For bounded parallelism, Go's chans allow splitting a task into a sequence of steps that happen in parallel. This model supports fanning in and out to increase the parallelism beyond the number of sequential steps.

The limitation of using chans is that they only work so long as the pipeline of work is unidirectional. Simple linear sequences are easiest, but you can construct any acyclical graph.

Cuba aims to support parallelism where the dataflow may be cyclical.

One example is a crawler style algorithm which involves both taking a node to process, and pushing newly discovered nodes back onto the queue.

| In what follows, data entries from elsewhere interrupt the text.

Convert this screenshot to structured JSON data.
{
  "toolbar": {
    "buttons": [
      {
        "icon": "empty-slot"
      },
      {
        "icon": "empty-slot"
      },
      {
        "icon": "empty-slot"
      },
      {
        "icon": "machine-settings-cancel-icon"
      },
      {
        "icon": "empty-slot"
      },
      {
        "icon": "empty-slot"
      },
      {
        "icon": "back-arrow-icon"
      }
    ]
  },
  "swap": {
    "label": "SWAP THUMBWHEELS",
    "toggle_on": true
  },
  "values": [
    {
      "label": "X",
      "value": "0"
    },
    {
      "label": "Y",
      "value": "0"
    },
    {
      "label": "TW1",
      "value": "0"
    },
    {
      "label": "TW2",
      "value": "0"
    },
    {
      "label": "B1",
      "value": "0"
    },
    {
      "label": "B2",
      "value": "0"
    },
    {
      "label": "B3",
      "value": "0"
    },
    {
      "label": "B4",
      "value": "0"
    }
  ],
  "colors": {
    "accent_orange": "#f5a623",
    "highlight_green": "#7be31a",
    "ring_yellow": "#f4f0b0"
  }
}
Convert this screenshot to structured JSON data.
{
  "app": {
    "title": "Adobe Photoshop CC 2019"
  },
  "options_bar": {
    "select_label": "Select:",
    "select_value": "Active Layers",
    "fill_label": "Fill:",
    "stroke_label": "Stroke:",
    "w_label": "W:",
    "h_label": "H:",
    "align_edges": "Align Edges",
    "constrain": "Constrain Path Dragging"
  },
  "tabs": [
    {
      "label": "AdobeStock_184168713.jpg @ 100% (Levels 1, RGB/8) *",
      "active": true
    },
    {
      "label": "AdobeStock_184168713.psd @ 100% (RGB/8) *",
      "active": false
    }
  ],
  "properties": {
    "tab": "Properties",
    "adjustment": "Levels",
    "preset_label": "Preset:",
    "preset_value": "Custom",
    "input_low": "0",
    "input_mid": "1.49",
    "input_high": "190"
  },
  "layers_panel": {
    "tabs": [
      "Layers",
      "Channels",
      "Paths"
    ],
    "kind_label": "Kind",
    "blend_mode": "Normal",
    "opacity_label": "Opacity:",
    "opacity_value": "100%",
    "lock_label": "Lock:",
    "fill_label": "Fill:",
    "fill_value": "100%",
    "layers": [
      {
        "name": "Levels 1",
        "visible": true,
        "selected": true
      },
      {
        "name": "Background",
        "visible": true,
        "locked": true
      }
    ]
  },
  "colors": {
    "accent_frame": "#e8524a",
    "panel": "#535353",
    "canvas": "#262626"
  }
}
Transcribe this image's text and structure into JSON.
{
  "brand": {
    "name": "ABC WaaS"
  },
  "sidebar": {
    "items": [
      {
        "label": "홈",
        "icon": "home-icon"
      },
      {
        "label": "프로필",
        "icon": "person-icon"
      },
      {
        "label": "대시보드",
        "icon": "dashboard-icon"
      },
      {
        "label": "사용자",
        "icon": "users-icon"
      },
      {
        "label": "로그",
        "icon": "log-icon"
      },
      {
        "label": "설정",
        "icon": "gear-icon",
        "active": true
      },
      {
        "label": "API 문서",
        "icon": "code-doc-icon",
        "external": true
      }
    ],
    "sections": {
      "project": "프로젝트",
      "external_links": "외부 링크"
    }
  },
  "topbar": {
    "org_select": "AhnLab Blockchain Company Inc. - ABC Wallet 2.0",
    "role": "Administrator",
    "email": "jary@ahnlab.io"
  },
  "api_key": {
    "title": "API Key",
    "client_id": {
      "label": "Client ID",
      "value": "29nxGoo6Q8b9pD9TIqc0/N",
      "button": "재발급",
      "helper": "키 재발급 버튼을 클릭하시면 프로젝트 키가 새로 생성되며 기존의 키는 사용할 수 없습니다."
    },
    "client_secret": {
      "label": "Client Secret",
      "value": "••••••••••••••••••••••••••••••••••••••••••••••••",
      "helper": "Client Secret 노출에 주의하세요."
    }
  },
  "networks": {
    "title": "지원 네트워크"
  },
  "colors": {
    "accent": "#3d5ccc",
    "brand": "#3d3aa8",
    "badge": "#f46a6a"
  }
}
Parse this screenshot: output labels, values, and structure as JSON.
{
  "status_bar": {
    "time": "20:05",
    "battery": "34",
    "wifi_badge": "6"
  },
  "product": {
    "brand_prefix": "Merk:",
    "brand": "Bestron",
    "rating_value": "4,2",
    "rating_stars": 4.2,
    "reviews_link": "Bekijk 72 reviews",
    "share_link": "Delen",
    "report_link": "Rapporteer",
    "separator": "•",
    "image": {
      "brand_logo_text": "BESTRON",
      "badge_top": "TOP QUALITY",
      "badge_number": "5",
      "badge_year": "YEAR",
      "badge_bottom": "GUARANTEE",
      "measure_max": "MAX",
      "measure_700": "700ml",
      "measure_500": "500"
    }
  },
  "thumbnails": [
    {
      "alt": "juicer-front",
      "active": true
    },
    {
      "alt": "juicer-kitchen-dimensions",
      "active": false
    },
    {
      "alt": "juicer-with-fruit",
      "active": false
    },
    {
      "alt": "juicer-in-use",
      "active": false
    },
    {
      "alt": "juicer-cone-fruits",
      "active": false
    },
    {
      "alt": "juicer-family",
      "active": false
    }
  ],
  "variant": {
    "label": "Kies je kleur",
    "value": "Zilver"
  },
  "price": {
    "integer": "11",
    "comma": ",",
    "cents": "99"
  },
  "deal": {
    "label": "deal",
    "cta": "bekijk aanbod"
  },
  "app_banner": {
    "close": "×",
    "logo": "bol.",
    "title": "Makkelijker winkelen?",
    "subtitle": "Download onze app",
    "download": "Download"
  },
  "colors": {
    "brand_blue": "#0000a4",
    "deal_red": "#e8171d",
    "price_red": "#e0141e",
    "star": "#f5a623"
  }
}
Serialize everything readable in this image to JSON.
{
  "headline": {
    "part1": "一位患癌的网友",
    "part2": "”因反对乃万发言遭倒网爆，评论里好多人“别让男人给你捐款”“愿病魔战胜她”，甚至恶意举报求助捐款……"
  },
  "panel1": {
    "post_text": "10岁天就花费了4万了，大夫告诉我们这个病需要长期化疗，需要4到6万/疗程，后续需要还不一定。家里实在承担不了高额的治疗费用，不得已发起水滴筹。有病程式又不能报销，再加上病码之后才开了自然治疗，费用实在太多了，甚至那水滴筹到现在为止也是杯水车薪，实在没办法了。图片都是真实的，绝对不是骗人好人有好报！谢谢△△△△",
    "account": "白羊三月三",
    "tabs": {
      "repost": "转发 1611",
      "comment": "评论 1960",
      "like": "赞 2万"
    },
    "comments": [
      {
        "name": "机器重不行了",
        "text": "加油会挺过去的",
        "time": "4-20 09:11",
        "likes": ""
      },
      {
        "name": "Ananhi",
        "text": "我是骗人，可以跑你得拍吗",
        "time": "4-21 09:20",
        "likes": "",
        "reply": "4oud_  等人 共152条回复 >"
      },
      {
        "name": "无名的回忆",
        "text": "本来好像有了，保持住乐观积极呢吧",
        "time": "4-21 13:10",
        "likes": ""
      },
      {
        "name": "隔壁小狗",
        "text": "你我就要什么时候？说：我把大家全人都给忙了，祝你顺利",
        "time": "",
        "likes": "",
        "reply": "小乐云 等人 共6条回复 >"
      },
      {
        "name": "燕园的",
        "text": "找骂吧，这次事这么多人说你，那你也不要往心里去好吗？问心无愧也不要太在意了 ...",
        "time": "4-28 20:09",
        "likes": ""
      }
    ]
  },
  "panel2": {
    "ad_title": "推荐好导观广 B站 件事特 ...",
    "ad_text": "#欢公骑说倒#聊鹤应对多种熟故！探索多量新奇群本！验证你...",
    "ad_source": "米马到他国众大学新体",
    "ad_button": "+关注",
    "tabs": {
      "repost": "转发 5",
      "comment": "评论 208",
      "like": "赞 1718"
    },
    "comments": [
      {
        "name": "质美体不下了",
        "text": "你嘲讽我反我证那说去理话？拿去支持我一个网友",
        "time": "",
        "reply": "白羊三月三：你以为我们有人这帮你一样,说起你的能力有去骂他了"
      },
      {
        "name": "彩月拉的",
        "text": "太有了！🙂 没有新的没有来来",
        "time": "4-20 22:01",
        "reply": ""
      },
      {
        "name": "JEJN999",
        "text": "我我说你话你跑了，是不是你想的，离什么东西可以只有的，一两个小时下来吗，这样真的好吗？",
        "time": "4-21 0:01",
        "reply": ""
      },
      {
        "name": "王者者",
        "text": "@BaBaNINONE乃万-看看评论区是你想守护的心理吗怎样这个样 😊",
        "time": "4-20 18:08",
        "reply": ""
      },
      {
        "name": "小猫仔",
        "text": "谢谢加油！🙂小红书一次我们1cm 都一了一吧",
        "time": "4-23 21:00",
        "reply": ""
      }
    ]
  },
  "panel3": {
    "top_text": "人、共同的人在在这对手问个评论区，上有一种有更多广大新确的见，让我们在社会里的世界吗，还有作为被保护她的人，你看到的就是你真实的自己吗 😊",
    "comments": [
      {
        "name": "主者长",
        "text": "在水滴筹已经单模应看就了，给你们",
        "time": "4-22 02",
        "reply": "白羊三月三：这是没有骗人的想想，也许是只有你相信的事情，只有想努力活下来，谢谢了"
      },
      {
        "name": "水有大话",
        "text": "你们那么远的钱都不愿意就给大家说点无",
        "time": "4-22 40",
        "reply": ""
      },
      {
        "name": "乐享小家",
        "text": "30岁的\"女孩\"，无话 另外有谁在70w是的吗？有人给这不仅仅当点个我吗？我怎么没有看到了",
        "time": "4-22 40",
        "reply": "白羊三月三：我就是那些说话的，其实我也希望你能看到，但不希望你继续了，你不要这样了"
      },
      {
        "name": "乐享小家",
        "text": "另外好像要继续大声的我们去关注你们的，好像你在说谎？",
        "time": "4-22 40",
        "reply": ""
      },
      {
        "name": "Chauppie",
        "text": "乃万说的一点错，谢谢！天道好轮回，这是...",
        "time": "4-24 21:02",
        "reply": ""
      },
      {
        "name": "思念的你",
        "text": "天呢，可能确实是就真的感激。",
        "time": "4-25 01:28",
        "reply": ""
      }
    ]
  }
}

Another example is backing off and retrying without head-of-line blocking. Work items could be pushed to the back of the queue to be retried when they come around again.

Usage

First, define a worker function:

func doWork(handle *cuba.Handle) {
	item := handle.Item().(myItemType)

  // Do something with item

  for _, newItem := range newItemsFound {
    handle.Push(newItem)
    // Optionally: handle.Sync()
  }
}

Normally, handle.Push() buffers the new items before releasing them back to the work pool. When the function returns, the pool mutex will be aquired once and the items pushed as a batch. This means that other threads may sit idle until the function returns.

Calling handle.Sync() will immediately aquire the lock and push any items in the buffer. This will increase lock contention, but may improve parallelism if you have long running workers.

Then initialize a pool, seed with initial items, and wait for processing to complete.

  // Initialize a new pool.
  // Swap `cuba.NewQueue()` for `cuba.NewStack()` for LIFO order
	pool := cuba.New(doWork, cuba.NewQueue())

  // Optionally: pool.SetMaxWorkers(n)

  // Seed the pool with initial work
  // Workers are started as soon as something is available to process
  pool.Push(myFirstItem)

  // Wait for the workers to finish processing all work and terminate
  pool.Finish()

By default, cuba pools have a maximum thread count equal to runtime.NumCPU(). This can be changed by calling pool.SetMaxWorkers.